O policial investigado seria, segundo relato do delegado, “o maior traficante de drogas do Espírito Santo”.

De acordo com a instituição, foi solicitado ao MPES (Ministério Público do Espírito Santo) o acesso integral ao depoimento do delegado citado.

À CNN Brasil, o Ministério Público, por meio do GAECO, informou que a denúncia, apresentada em dezembro de 2025, foi recebida pela Justiça no mesmo mês, passando os denunciados à condição de réus no processo, que tramita no Poder Judiciário.

“O MPES reitera seu compromisso com a legalidade e informa que seguirá adotando as medidas cabíveis, no âmbito de suas atribuições, com respeito ao devido processo legal e às garantias constitucionais da ampla defesa”, afirmam em nota.

Operação Turquia

No dia 18 de março deste ano, a Força Integrada de Combate ao Crime Organizado no Espírito Santo, no âmbito da Operação Força Integrada, deflagrou, em conjunto com o GAECO Gaeco, a segunda fase da Operação Turquia, que investiga uma organização criminosa composta por servidores públicos envolvidos com o tráfico de drogas.

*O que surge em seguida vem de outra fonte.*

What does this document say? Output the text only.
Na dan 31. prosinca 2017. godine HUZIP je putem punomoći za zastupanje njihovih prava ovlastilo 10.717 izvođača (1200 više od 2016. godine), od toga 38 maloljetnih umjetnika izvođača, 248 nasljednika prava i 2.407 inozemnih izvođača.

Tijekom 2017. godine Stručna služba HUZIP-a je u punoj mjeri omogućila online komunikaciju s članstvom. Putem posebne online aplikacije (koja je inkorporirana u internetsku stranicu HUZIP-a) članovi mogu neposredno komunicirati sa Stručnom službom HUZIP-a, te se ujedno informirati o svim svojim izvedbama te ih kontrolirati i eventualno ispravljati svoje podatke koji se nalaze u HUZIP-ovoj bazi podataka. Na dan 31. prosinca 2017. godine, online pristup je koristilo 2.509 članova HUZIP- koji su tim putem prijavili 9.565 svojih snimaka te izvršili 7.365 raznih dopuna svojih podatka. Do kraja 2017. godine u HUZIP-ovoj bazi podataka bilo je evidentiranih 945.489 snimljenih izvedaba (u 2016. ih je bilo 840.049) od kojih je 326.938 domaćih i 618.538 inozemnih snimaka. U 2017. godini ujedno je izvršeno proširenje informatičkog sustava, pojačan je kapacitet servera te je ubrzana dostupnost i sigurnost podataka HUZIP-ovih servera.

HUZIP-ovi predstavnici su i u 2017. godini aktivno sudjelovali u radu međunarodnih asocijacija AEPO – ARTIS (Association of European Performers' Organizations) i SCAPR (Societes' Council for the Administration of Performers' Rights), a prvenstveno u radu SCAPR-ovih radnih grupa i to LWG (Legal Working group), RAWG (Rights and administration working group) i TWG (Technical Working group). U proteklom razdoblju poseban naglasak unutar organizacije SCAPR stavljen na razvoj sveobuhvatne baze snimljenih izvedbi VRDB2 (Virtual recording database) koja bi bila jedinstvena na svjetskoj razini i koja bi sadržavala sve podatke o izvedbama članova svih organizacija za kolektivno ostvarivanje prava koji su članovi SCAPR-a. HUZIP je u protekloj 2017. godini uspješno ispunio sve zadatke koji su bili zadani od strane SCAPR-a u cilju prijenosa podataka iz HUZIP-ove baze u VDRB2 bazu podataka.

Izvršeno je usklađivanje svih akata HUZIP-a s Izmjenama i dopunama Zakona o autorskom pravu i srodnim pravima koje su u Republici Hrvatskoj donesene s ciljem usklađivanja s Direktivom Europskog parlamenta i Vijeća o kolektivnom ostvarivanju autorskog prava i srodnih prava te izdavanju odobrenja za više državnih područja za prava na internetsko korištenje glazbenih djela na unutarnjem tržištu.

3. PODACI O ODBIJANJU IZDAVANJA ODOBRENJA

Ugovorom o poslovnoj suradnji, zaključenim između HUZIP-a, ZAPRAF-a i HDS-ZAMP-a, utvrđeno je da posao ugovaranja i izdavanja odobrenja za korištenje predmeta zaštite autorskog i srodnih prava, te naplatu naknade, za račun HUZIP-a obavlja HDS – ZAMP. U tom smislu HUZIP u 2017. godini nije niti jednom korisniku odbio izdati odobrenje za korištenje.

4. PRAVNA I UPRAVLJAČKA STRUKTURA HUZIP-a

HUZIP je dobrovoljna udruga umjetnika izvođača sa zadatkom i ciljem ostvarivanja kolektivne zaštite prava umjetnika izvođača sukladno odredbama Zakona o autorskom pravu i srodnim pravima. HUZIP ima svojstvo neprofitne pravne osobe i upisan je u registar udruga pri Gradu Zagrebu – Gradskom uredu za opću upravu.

As apurações tiveram início a partir da prisão em flagrante de um dos principais líderes do tráfico de drogas na Ilha do Príncipe, em Vitória, o Espírito Santo, em fevereiro de 2024. Foram identificados fortes indícios de vínculo entre investigado e servidores públicos, evidenciando possível cooperação ilícita durante a realização de diligências policiais.

Os elementos colhidos indicam que parte das drogas apreendidas em ações oficiais estaria sendo desviada para a própria organização criminosa. Conforme apurado, uma fração dos entorpecentes não era devidamente registrada nos boletins de ocorrência, sendo posteriormente repassada a intermediários ligados ao grupo.

Na primeira fase, foram cumpridos cinco mandados de busca e apreensão, dois de prisão temporária e três medidas cautelares de afastamento das funções públicas de policiais civis lotados no Departamento Especializado em Narcóticos da Polícia Civil do Espírito Santo.

Com a continuidade das investigações, surgiram novos elementos que apontam para o envolvimento de outro policial civil do mesmo setor, bem como de outras lideranças do tráfico de drogas que atuavam em conjunto com os servidores públicos, os quais também são alvos.

Na segunda etapa da investigação, foi decretada a prisão temporária de um policial civil que, na fase anterior, havia sido apenas afastado de suas funções.

Ao todo, foram cumpridos cinco mandados de prisão temporária, uma medida cautelar de afastamento da função pública e três mandados de busca e apreensão.

Além disso, foi realizada uma prisão em flagrante, após a localização, em uma das residências, de porções de cocaína e de haxixe, além de insumos destinados ao tráfico de drogas.